The Luttrell family motto over the main entrance to the house, 'Gained by strength, held by skill', epitomises their almost continuous occupancy from 1405 for nearly 600 years. With an unbroken lineage since the time of William the Conqueror, their family archives relate a record of land ownership and service throughout the centuries.
George Luttrell (1560 – 1629) - builder of the Jacobean mansion
 © courtesy of Col Sir Walter Luttrell
Life was never dull for George Luttrell who inherited the castle in 1571. His grandmother Margaret objected strongly to his proposed marriage to Joan Stewkley, branding her a ‘slutte’ with ‘no good qualities’. The pair only married after Margaret's death. When Joan died, George married Sylvestra Capps. She had a reputation as a harridan and vixen, and George found her 'greedy, unpleasant and vulgar'.
Despite this apparent domestic discord, George set about transforming the castle with a new house. Locally, he built the Yarn Market in Dunster Village and the pier at Minehead.

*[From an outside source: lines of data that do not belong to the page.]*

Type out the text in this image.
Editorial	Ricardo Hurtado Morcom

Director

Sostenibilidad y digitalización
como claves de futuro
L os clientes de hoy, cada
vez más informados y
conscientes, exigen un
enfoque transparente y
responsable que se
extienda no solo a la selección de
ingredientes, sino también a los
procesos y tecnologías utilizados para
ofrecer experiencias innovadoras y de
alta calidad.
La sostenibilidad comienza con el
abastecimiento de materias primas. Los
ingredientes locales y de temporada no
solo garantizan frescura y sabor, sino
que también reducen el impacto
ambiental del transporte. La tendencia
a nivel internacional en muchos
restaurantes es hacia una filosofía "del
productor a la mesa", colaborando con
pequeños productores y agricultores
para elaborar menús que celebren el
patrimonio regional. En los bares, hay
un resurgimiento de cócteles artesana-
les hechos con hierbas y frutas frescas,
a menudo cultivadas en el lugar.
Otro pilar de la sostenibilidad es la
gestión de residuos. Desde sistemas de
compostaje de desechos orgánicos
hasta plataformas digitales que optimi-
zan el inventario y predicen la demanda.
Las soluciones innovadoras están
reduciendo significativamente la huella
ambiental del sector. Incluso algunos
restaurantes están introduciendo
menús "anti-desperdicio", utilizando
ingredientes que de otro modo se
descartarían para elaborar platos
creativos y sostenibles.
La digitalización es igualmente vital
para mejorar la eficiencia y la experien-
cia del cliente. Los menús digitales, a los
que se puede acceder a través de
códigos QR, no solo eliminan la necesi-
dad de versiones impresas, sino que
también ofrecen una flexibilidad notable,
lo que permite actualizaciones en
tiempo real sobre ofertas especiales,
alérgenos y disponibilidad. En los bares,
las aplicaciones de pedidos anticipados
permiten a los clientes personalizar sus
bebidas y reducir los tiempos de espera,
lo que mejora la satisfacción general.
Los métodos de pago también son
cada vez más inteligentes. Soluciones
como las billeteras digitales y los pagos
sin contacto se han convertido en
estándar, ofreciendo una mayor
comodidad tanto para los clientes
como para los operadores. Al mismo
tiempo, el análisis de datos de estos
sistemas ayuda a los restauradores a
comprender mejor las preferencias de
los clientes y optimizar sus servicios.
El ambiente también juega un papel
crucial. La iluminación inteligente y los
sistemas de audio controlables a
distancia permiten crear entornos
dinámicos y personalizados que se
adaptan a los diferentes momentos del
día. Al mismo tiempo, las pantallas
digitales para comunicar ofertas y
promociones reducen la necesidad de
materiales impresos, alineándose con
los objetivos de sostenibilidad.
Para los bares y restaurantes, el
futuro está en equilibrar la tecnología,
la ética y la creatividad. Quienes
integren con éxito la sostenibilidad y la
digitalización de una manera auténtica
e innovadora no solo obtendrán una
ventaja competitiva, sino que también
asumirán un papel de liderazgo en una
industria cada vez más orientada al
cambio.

Unfortunately George fell out with his architect for the new house, William Arnold, and refused to pay his fees.
George Fownes Luttrell (1826 – 1910) – builder of the Victorian country manor house
 © NTPL / John Hammond
George Fownes Luttrell inherited the castle in 1867. He engaged the architect Antony Salvin in 1868 to modernise the old Jacobean mansion, transforming it into a Victorian country manor house. Salvin added a billiard room, library, conservatory and servants’ domestic quarters.
George Fownes Luttrell helped bring the West Somerset Railway to Minehead and developed the town as a seaside resort.